Mr. Paul identifies himself as a believer in “Austrian” economics — a doctrine that it goes without saying rejects John Maynard Keynes but is almost equally vehement in rejecting the ideas of Milton Friedman. For Austrians see “fiat money,” money that is just printed without being backed by gold, as the root of all economic evil, which means that they fiercely oppose the kind of monetary expansion Friedman claimed could have prevented the Great Depression — and which was actually carried out by Ben Bernanke this time around.So the inflation that Austrian Economics predicts has not happened. Why not?
O.K., a brief digression: the Federal Reserve doesn’t actually print money (the Treasury does that). But the Fed does control the “monetary base,” the sum of bank reserves and currency in circulation. So when people talk about Mr. Bernanke printing money, what they really mean is that the Fed expanded the monetary base.
And there has, indeed, been a huge expansion of the monetary base. After Lehman Brothers fell, the Fed began lending large sums to banks as well as buying a wide range of other assets, in a (successful) attempt to stabilize financial markets, in the process adding large amounts to bank reserves. In the fall of 2010, the Fed began another round of purchases, in a less successful attempt to boost economic growth. The combined effect of these actions was that the monetary base more than tripled in size.
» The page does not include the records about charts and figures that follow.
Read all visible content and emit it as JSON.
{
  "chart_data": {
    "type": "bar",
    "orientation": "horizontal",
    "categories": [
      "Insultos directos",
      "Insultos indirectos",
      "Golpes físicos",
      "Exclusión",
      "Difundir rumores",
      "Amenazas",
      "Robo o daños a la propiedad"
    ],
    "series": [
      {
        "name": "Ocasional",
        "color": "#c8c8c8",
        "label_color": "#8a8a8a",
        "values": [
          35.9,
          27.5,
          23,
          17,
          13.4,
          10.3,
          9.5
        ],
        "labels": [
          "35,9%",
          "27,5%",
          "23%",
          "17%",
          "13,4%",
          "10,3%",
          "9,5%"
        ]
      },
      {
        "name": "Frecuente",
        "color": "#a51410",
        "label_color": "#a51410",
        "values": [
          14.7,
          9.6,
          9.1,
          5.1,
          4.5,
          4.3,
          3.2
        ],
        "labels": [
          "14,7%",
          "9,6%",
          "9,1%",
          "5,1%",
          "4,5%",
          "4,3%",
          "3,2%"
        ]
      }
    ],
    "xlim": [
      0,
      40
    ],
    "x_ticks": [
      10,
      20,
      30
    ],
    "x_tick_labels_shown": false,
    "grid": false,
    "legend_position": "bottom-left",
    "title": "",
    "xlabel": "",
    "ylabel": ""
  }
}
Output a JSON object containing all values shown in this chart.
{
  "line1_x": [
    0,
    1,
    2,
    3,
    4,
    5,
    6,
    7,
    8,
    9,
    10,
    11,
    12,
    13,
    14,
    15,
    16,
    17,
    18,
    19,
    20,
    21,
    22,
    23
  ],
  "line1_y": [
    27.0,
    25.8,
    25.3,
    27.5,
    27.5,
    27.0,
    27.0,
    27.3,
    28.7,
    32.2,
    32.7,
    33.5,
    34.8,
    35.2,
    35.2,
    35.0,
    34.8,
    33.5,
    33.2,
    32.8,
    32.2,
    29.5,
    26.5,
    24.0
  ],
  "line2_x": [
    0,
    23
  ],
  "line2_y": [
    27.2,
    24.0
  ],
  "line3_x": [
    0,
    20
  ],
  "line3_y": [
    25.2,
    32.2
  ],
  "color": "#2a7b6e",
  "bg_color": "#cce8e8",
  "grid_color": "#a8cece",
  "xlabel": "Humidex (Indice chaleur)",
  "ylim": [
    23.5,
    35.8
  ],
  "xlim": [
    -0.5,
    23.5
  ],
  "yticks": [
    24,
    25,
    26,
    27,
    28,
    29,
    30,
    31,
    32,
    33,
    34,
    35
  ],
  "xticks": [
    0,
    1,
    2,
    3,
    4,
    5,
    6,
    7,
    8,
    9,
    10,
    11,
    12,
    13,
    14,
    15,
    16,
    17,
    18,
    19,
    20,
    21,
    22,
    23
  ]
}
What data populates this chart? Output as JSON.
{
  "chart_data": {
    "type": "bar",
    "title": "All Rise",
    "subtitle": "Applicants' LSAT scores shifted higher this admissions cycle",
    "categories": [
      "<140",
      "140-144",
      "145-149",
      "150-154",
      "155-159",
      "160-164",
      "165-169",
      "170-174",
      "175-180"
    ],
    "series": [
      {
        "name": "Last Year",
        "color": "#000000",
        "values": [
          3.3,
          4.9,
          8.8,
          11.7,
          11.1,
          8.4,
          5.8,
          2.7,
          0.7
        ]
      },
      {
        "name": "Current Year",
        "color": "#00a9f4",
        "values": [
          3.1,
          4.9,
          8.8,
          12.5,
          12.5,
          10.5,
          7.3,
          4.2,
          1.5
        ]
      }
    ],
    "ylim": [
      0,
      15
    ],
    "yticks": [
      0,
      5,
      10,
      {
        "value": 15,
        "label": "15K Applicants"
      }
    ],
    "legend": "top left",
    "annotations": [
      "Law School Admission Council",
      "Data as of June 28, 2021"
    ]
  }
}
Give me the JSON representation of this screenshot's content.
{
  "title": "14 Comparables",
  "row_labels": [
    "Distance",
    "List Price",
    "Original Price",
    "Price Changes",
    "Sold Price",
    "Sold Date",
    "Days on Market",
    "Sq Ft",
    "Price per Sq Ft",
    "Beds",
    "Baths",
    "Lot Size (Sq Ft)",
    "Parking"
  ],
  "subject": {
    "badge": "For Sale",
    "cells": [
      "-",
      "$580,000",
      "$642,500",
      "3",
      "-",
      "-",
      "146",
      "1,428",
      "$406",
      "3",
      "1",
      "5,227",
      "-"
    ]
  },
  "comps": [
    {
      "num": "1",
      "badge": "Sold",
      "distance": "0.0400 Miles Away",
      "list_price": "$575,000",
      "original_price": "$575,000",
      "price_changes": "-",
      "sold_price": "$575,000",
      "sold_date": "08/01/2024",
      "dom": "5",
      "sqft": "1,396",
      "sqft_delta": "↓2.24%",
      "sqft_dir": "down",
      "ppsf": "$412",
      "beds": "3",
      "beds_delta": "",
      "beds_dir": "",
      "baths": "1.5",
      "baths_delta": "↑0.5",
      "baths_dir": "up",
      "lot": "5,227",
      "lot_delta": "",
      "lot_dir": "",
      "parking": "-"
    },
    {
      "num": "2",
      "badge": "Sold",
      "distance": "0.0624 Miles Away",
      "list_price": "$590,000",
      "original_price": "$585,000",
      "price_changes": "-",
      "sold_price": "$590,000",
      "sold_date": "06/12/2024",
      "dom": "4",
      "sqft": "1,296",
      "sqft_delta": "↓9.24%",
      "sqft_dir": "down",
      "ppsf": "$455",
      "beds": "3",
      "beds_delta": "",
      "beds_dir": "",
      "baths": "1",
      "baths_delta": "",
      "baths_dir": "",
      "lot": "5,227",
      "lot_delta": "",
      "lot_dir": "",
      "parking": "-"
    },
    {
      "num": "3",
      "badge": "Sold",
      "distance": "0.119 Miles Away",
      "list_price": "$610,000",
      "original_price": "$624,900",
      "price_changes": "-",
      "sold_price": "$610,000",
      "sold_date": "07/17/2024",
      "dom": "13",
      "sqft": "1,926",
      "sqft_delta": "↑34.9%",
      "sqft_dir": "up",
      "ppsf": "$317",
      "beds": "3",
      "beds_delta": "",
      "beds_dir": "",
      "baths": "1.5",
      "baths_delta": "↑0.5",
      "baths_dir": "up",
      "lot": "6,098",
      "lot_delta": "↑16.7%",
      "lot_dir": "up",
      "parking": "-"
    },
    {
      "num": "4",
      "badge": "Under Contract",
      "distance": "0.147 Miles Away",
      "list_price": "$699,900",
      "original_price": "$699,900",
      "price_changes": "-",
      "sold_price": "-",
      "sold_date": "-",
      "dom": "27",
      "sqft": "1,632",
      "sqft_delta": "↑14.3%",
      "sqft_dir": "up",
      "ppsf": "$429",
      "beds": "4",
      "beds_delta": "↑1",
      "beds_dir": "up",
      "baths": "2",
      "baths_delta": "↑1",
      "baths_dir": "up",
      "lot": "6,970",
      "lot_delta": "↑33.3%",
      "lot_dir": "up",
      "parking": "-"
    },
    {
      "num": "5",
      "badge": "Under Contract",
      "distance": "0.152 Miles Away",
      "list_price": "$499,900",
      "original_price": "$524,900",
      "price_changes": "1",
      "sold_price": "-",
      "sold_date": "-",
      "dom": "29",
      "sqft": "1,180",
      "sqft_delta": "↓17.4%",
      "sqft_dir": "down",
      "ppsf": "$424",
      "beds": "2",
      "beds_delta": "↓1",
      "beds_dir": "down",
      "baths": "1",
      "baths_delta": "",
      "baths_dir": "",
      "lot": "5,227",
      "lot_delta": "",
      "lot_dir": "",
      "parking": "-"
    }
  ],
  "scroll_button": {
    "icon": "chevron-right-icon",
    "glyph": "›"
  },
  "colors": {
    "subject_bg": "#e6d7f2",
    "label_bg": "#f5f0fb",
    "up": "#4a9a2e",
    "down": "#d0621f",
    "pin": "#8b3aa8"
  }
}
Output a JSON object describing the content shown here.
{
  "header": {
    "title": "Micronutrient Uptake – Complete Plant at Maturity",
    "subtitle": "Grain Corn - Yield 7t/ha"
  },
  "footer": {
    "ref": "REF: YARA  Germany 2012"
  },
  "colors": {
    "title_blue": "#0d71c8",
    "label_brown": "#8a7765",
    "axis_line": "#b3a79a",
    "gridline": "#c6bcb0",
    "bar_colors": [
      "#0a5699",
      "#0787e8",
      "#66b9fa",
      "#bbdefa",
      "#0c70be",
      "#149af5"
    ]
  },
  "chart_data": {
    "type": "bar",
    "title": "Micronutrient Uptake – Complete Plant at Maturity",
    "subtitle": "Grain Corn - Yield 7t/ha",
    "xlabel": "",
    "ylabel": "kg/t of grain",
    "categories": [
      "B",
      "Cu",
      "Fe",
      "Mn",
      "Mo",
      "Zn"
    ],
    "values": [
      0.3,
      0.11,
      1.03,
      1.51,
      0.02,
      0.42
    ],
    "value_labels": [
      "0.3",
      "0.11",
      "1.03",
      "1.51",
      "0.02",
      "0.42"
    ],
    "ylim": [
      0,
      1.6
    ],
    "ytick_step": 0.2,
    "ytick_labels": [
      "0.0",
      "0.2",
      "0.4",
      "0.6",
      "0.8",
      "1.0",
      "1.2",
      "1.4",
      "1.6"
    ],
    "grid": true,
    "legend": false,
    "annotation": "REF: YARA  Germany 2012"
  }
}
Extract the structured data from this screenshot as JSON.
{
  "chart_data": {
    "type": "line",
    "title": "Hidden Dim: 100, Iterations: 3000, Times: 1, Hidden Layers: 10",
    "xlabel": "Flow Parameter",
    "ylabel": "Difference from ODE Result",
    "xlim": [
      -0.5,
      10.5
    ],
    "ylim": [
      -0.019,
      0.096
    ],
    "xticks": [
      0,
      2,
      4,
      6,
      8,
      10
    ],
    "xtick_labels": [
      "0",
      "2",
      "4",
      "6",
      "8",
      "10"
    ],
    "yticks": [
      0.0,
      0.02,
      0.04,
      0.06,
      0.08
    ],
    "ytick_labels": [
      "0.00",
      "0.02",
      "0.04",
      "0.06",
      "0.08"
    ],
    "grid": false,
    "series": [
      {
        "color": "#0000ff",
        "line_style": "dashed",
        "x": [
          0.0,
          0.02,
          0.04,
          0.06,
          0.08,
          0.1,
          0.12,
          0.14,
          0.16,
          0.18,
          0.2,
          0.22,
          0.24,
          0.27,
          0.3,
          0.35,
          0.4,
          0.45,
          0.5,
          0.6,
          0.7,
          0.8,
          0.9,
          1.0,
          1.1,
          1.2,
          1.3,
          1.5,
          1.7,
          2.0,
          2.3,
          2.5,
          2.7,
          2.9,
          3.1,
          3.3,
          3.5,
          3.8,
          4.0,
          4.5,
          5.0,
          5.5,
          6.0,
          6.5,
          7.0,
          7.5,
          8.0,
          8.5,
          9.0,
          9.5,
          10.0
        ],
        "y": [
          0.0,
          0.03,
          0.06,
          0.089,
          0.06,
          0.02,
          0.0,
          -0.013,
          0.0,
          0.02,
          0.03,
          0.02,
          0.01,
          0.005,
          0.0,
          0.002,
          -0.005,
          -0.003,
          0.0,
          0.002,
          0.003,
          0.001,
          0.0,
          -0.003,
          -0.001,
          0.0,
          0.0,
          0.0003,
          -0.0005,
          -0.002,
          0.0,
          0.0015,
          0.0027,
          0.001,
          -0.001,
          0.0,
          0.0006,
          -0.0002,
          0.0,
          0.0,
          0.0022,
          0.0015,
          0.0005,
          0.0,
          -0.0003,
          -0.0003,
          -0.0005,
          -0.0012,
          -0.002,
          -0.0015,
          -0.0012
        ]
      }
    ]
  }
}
Austrians, and for that matter many right-leaning economists, were sure about what would happen as a result: There would be devastating inflation. One popular Austrian commentator who has advised Mr. Paul, Peter Schiff, even warned (on Glenn Beck’s TV show) of the possibility of Zimbabwe-style hyperinflation in the near future.
So here we are, three years later. How’s it going? Inflation has fluctuated, but, at the end of the day, consumer prices have risen just 4.5 percent, meaning an average annual inflation rate of only 1.5 percent. Who could have predicted that printing so much money would cause so little inflation? Well, I could. And did. And so did others who understood the Keynesian economics Mr. Paul reviles. But Mr. Paul’s supporters continue to claim, somehow, that he has been right about everything.
Because the world is in a massive recession. By definition that means there are unused capital goods and workers who cannot find jobs. Inflation occurs when too much money chases too few jobs in the market.
In that case the excess money has to compete with others who have money to buy capital goods. The competition drives the prices up - meaning competition for capital goods by people who need them and have money causes the price to rise. But prices are not rising. Why?
Because no one has any use for the unused capital goods. The problem is not excess money. The problem is insufficient demand. That means there is not enough consumption to drive businesses to obtain capital goods in the market. Generally they simply use what they have already. They also do not hire more workers, and since workers create 70% of all consumption, demand is not increasing. Without anticipated consumption to drive it, businesses will not invest in more capital goods and will not hire more workers.
Austrian Economics fails again. Ron Paul is, like most of the GOP leaders today, living in a fantasy world of his own making. The Austrian Economics/Libertarian fantasy is being pushed by wealthy individuals like to Koch Brothers through the CATO Institute primarily to weaken the power of the government over corporations, banks, and yes, wealthy families who would prefer to live in a plutocracy where they call all the shots.